You are not required to make repayments if you are unable to. You can ring fence some of your equity to leave as an inheritance, and you have the opportunity to continue living in a house with which you have close ties. Without having to move, you can give family members gifts by liquidating some of your wealth. Inheritance tax benefits may result from this since it reduces the taxable value of your home while allowing you to give money from your estate. In comparison to the cost of moving, the fees are comparatively low. According to moving experts Reallymoving.com, the average cost of an equity release loan is £14,000 when stamp duty, estate agent fees, and solicitor costs are taken into account, while the cost of an equity release loan is between £2,000 and £3,000. A drawdown lifetime mortgage allows borrowers to receive their money over time. Rather than getting a lump sum from the sale of your house, you can take out cash as needed up to a predetermined amount, which makes managing the money easier. You can also prevent yourself from going over the government-imposed savings cap, which may impact your eligibility for certain means-tested perks.

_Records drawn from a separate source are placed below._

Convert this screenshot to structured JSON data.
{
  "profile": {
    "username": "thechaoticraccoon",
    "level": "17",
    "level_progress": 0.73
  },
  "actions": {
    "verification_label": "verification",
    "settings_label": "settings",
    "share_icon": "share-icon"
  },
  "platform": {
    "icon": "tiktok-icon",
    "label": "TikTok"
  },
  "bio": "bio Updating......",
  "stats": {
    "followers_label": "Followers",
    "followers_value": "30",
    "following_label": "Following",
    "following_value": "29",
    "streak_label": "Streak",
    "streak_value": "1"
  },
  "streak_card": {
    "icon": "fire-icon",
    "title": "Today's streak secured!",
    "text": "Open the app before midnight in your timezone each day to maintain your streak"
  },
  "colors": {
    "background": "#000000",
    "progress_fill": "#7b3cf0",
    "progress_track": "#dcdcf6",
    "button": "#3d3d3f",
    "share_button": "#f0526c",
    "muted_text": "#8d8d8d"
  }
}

What dangers come with releasing equity?

The following are the risks of equity release that an equity release adviser must go over with you before setting up your application.

If you decide not to make any payments, the cost of borrowing will reduce the amount of equity you still have in your house. If you pay back the loan early, you will be subject to significant early repayment penalties. Certain lenders will bind you to the plan for a minimum of 15 years. For others, the agreement is permanent. You may be limited in the kind of property you can purchase if you ever need to move, even though you can port your lifetime mortgage with you. You might have to pay back a portion of the debt, depending on how much the new property is worth. If you obtain a lump sum lifetime mortgage and the amount borrowed exceeds the permitted limit, which can range from 6,000 to 16,000, your means-tested benefits may be jeopardized. Observe that interest can quickly compound. The amount you owe may be nearly equal to or even greater than the sale price of your house, leaving your heirs with a debt to settle, severely diminishing the value of your estate.